The Committee of European Securities RegulatorsOne of forex regulators online is European Commission Decision of June 2001 created CESR. It is an independent Committee that brought together senior representatives from national public authorities competent for purpose of securities. An Annual Report is submitted by CESR to the Commission of Europe, and to the European Parliament and the Council.
IDACAnother recognized forex regulators online is the Investment Dealers Association of Canada it is a self regulatory organization on national levels.
SFCIt is the Securities and Futures Commission of Hong Kong having jurisdiction over leveraged foreign exchange trading in its city.
FSAIt is an independent Financial Service Authority of the UK, a nongovernmental body which is regulating the industry of financial services in UK since 2000. It got its present-day authority by the Financial Services and Markets Act of 2000.
ASICThis is the Australian Securities and Investment Commission.
CFTC and NFAThe CFTC (Commodity Futures Trading Commission) has some authority over exchange foreign markets. The Commodity Exchange Act allows the selling of OTC forex futures and options to merchandise customers if, and only if, the counterparty (the person on the other side of the transaction) is a organized/standardized entity. In the U.S., the banking systems are monitored by the Federal Reserve Bank. The government agency CFTC also monitors the activities of National Futures association’s (NFA). The CFTC has bounded the regulatory authority over retail over-the-counter (OTC). But no single entity in the U.S. has direct regulatory oversight in the Forex market, the CFTC has effectively taken that role. The Commodity Exchange Act (CEA) gave the CFTC the authority to regulate the sale of OTC Forex futures and options to retail clients only if the counterparty is a regulated entity. Regulated entities include banks, financial institutions, broker dealers, and FCMs. By limiting the parties regulated entities can interact with, the CFTC has exerted some level of control. The CFTC has the authority to shut down unregulated Forex entities— specifically, FCMs. (Also, the CEA has a provision for any violation regarding antifraud and ant manipulation connected with OTC Forex transactions in the retail market.) Despite the reputation that markets dislike regulation, this has not been the case with Forex. Most Forex firms have embraced the new regulatory authority because it gives them legitimacy and helps weed out fraudulent players in the Forex markets.

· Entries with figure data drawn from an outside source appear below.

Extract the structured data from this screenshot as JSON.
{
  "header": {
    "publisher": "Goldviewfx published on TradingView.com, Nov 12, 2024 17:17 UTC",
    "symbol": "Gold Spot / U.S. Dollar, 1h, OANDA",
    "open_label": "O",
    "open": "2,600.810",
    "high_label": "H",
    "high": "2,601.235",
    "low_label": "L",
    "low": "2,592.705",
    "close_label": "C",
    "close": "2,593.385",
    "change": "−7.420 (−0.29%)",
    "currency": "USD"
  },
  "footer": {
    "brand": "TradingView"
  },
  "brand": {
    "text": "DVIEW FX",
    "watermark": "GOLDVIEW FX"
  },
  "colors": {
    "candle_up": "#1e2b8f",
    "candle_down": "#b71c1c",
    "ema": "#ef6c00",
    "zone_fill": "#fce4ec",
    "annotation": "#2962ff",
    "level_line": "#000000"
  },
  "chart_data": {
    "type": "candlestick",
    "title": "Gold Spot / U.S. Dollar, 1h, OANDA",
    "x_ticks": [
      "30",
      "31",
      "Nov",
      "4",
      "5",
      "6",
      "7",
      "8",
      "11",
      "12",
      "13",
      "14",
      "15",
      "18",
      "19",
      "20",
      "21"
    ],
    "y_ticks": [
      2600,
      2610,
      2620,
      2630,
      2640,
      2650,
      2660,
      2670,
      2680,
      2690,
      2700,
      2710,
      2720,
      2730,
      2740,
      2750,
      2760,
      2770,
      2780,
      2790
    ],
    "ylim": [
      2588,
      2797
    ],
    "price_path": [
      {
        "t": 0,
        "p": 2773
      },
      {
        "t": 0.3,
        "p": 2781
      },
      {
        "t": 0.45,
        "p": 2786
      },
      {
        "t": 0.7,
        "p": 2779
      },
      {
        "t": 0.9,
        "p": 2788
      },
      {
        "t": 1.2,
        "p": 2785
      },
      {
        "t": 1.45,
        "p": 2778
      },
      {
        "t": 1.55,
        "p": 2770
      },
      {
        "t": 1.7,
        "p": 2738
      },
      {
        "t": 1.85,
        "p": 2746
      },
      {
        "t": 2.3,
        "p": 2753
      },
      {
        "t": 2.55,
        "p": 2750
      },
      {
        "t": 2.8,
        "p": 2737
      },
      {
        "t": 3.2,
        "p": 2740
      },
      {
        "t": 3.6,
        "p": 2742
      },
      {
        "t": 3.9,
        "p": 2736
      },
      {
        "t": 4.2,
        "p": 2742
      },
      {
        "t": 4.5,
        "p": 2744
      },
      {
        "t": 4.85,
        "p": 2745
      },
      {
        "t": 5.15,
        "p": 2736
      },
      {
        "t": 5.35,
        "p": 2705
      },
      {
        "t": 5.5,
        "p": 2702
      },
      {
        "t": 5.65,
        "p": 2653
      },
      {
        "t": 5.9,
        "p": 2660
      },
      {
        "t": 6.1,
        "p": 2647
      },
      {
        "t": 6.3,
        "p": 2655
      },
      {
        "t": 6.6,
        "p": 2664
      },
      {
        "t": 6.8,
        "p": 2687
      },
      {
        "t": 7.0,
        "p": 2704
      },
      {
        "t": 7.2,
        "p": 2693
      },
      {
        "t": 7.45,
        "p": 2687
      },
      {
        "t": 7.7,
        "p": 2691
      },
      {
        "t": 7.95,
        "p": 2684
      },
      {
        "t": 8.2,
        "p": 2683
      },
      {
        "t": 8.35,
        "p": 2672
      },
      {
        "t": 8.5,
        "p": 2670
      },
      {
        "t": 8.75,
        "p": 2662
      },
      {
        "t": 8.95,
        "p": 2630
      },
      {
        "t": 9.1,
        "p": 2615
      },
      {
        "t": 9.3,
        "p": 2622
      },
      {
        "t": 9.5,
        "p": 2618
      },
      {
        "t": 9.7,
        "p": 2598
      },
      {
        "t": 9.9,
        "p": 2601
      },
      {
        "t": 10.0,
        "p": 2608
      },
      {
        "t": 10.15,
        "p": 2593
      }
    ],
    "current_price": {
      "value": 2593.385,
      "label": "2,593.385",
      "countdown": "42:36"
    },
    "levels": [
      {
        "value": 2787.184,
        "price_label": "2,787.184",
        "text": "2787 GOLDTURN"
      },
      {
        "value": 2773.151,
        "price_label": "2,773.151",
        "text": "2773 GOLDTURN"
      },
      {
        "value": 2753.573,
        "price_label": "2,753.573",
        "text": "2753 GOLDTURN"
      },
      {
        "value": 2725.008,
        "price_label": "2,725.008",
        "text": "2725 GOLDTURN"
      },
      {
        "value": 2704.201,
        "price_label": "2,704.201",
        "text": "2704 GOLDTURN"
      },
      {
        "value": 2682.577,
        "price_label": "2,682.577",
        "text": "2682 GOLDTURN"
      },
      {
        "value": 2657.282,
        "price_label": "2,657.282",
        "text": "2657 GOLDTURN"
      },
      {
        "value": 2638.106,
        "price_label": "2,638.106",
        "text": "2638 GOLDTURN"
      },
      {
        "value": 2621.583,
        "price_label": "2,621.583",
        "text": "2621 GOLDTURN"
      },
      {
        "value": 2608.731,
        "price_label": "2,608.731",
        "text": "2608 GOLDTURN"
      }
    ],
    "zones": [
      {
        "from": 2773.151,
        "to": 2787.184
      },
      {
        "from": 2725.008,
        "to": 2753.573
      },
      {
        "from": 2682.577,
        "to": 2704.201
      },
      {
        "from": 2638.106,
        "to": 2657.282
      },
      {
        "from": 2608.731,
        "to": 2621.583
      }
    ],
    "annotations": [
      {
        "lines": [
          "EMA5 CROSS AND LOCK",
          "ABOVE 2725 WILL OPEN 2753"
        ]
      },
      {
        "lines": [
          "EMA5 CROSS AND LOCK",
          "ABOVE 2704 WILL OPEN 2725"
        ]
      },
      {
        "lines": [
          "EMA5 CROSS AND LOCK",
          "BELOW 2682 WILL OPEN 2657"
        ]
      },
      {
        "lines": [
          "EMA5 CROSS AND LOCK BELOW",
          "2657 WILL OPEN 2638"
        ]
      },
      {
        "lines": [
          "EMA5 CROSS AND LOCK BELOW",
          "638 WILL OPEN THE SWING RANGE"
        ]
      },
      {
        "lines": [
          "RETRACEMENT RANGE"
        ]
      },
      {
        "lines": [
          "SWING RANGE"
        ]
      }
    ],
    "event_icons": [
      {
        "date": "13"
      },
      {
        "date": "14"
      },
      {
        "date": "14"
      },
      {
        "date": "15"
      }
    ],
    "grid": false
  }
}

NFANFA is also one of the online forex regulators. As the CFTC being a government agency, does not issue actual rules for transactions taking place in Forex. This right is with NFA to make the rules. The NFA is a industry-wide organization which is self regulated and is based in U.S. The NFA was formed keeping in mind to provide oversight and integrity to regulatory programs primarily to the futures market but now it has spread into Forex as well.
Basically the forex regulator online i.e. NFA makes the forex market governing rules and not laws. Today, the participants in the Forex markets are advised to deal with firms having a level of NFA designation. However the online forex regulators like NFA did an excellent job to register the industries with the organization and due to this there is countable number of members. The firms that are not registered are technically considered as unregulated ones so it is always better to avoid them. The regulators in forex tell the investors, and novice traders to confirm for NFA recognition of the firm as an essential part of your research.